A Turf War Rages at Statue of Liberty

Selling tickets to the landmark is a cutthroat, lucrative business
By Linda Hervieux,  Newser Staff
Posted May 30, 2017 8:47 AM CDT
At the Statue of Liberty, a Turf War
Boats ferry visitors to the statue on Liberty Island in New York Harbor.   (Getty Images/franckreporter)

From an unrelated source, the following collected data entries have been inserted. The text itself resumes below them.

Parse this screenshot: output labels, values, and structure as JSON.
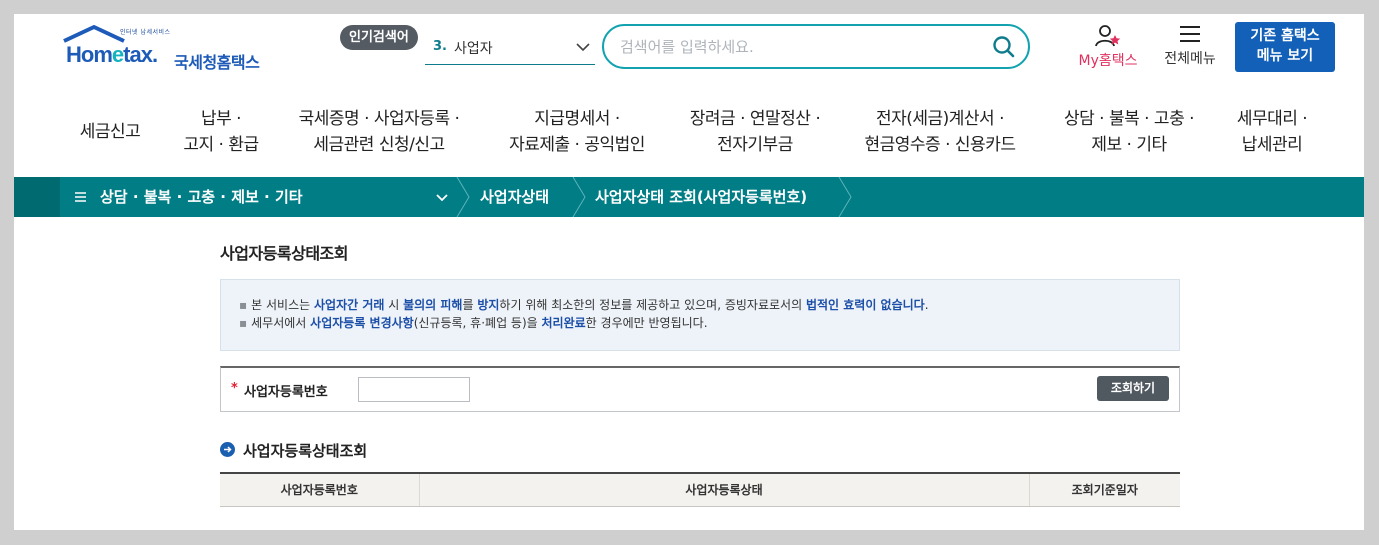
{
  "header": {
    "logo": {
      "tagline": "인터넷 납세서비스",
      "brand_prefix": "Hom",
      "brand_e": "e",
      "brand_suffix": "tax.",
      "brand_ko": "국세청홈택스"
    },
    "popular_label": "인기검색어",
    "popular_rank": "3.",
    "popular_keyword": "사업자",
    "search_placeholder": "검색어를 입력하세요.",
    "my_hometax_label": "My홈택스",
    "full_menu_label": "전체메뉴",
    "legacy_button": [
      "기존 홈택스",
      "메뉴 보기"
    ]
  },
  "nav": [
    {
      "lines": [
        "세금신고"
      ]
    },
    {
      "lines": [
        "납부 ·",
        "고지 · 환급"
      ]
    },
    {
      "lines": [
        "국세증명 · 사업자등록 ·",
        "세금관련 신청/신고"
      ]
    },
    {
      "lines": [
        "지급명세서 ·",
        "자료제출 · 공익법인"
      ]
    },
    {
      "lines": [
        "장려금 · 연말정산 ·",
        "전자기부금"
      ]
    },
    {
      "lines": [
        "전자(세금)계산서 ·",
        "현금영수증 · 신용카드"
      ]
    },
    {
      "lines": [
        "상담 · 불복 · 고충 ·",
        "제보 · 기타"
      ]
    },
    {
      "lines": [
        "세무대리 ·",
        "납세관리"
      ]
    }
  ],
  "breadcrumb": {
    "level1": "상담 · 불복 · 고충 · 제보 · 기타",
    "level2": "사업자상태",
    "level3": "사업자상태 조회(사업자등록번호)"
  },
  "page": {
    "title": "사업자등록상태조회",
    "notice": [
      [
        {
          "t": "본 서비스는 "
        },
        {
          "t": "사업자간 거래",
          "hl": "hl"
        },
        {
          "t": " 시 "
        },
        {
          "t": "불의의 피해",
          "hl": "hl"
        },
        {
          "t": "를 "
        },
        {
          "t": "방지",
          "hl": "hl"
        },
        {
          "t": "하기 위해 최소한의 정보를 제공하고 있으며, 증빙자료로서의 "
        },
        {
          "t": "법적인 효력이 없습니다",
          "hl": "hl"
        },
        {
          "t": "."
        }
      ],
      [
        {
          "t": "세무서에서 "
        },
        {
          "t": "사업자등록 변경사항",
          "hl": "hl"
        },
        {
          "t": "(신규등록, 휴·폐업 등)을 "
        },
        {
          "t": "처리완료",
          "hl": "hl"
        },
        {
          "t": "한 경우에만 반영됩니다."
        }
      ]
    ],
    "form": {
      "required_mark": "*",
      "label": "사업자등록번호",
      "value": "",
      "button": "조회하기"
    },
    "result_section_title": "사업자등록상태조회",
    "result_columns": [
      "사업자등록번호",
      "사업자등록상태",
      "조회기준일자"
    ]
  },
  "colors": {
    "teal": "#007d85",
    "brand_blue": "#1e5bb8",
    "my_pink": "#e0315f",
    "legacy_btn": "#1260b8"
  },
  "icons": [
    "house-logo-icon",
    "chevron-down-icon",
    "search-icon",
    "user-star-icon",
    "hamburger-icon",
    "menu-lines-icon",
    "arrow-circle-icon"
  ]
}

Unsuspecting visitors to the Statue of Liberty may not realize that the ode to freedom is herself at the heart of one of New York City's most vicious turf wars. Bruising competition among ultra-aggressive hawkers selling tickets to boats that may—or may not—dock at the statue is behind a spate of violence that includes a shooting last month, the New York Times reports. Vendors who buy cut-rate tickets in bulk "make a lot of money down there," says Jessica Lappin, chief of a business group in lower Manhattan. "And they’ll defend it with knives and guns if they need to.”

If that sounds ominous, it should. Victims include an Arkansas tourist who suffered a fractured skull last year after refusing a fierce sales pitch, per the New York Daily News. In April, a woman returning from her lunch break was shot in the knee, per ABC7. Cops have made about 20 arrests in two years and blame ex-cons-turned-hustlers. But others point a finger at tour boat operators who profit from the hawkers, who pocket about $20 per ticket. (Only one company is licensed to take visitors to Liberty Island; the rest simply cruise by Lady Liberty.) In response to the violence, the city last year passed a law requiring a license for vendors. But some tour operators say cracking down is impossible. "I don’t have the luxury to say, 'Don’t sell tickets to this guy, this guy, or this guy," one tells the Times. (Lady Liberty was first drawn as an Arab peasant.)